Le rassemblement s’opère sur l’esplanade des Invalides, où déferlent des centaines de célèbres Renault Type AG vêtues de leur livrée rouge et noire. Dans la nuit du 6 au 7 septembre, cette invraisemblable colonne motorisée transporte près de 4 000 soldats de réserve vers Nanteuil-le-Haudouin. Si l'impact tactique direct sur l'issue de la première bataille de la Marne fait encore débat chez les historiens militaires, l'effet psychologique sur le moral de la nation fut immense. Les compteurs ont tourné, l'État a payé la course, et la légende patriotique des "Taxis de la Marne" venait d'entrer à jamais dans l'inconscient collectif.

Mais bien avant que les pavés parisiens ne résonnent du moteur des taxis en guerre, la capitale avait déjà été secouée par un scandale artistique retentissant qui allait mener l'un de ses plus illustres poètes en cellule.

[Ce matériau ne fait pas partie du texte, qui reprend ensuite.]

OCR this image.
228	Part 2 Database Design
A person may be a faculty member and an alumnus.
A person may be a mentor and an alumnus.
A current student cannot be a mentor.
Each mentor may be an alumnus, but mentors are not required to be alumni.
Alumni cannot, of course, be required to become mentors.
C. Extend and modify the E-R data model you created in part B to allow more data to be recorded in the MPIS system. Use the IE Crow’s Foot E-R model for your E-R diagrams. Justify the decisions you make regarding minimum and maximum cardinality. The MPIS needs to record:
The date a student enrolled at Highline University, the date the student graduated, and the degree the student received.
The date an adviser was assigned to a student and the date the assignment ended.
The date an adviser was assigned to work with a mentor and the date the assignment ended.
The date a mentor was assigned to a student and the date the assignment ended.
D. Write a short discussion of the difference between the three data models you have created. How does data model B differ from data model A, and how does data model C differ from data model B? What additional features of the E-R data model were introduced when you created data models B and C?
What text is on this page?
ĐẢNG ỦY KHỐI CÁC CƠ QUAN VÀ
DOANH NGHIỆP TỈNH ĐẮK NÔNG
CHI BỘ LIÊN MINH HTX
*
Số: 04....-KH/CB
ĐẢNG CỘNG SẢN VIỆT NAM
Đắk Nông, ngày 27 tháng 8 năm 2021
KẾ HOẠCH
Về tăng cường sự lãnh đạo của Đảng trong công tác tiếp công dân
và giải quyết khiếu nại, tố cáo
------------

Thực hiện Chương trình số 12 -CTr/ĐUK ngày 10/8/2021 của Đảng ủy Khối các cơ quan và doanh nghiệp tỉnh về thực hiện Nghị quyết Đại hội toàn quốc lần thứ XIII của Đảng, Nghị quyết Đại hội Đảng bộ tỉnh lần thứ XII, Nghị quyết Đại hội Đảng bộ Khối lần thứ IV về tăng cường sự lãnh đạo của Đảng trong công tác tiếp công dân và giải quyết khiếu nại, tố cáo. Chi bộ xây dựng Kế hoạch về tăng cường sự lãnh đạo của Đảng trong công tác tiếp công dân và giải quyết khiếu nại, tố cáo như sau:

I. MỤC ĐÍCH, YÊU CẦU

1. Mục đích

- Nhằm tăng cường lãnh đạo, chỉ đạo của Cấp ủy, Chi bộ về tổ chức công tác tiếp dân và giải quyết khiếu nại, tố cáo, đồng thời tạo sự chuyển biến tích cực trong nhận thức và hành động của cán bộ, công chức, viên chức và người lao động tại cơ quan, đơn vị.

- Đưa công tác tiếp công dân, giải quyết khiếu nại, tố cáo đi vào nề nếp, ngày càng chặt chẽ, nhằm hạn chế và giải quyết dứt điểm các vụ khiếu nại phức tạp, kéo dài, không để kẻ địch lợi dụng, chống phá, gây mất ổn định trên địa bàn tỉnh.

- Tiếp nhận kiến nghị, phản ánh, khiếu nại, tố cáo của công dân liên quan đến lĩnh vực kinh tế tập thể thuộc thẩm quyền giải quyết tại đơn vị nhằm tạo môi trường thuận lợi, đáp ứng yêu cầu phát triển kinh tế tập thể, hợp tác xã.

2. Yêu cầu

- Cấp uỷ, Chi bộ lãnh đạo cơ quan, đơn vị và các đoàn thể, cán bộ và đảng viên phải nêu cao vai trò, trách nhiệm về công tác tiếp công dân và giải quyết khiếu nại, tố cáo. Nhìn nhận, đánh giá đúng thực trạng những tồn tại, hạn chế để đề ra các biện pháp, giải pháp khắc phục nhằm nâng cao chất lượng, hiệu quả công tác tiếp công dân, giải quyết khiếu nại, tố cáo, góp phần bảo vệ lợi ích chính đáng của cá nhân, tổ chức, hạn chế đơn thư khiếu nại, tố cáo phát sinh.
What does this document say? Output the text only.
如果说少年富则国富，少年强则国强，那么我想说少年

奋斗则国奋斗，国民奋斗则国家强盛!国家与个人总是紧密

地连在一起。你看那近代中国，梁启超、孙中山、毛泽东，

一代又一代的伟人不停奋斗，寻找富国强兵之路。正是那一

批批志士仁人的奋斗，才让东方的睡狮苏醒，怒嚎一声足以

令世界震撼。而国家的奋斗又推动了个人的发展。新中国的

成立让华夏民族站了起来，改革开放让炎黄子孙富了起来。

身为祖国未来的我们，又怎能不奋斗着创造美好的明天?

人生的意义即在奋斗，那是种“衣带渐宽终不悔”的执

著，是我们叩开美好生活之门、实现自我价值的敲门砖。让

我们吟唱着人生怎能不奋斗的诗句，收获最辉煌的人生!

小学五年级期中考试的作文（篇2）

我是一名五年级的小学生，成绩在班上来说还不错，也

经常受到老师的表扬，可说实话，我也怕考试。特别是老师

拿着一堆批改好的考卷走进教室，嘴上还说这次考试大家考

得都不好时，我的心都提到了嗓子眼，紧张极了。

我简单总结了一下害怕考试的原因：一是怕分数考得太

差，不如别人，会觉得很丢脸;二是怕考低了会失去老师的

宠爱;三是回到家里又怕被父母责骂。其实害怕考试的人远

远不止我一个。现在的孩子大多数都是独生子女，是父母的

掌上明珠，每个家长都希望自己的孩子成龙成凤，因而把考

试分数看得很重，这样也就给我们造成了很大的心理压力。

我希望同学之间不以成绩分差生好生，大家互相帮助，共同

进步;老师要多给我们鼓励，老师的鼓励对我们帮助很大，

7 septembre 1911 : Guillaume Apollinaire jeté en prison pour le vol de la Joconde

Deux semaines après la stupéfiante disparition de la Joconde au musée du Louvre en août 1911, la police française, désespérément en quête de coupables et sous le feu des critiques, commet un coup d’éclat mémorable. Le 7 septembre 1911, l'avant-gardiste poète Guillaume Apollinaire est arrêté et écroué à la prison de la Santé. Les enquêteurs le soupçonnent d'être à la tête d'un réseau international de receleurs d'œuvres d'art, après qu'un de ses proches connaissances a dérobé des statuettes ibériques au musée quelques années plus tôt.

L'affaire prend une tournure quasi surréaliste lorsque Pablo Picasso lui-même est convoqué par le juge d'instruction, terrifié à l'idée d'être expulsé et allant jusqu'à prétendre ne pas connaître son ami intime. Le véritable voleur n'était pourtant pas le cercle d'artistes montmartrois, mais Vincenzo Peruggia, un vitrier italien patriote. Blanchi et libéré après quelques jours d'un enfermement traumatisant, Apollinaire tirera de cette épreuve carcérale son poignant cycle de poèmes intitulé À la Santé.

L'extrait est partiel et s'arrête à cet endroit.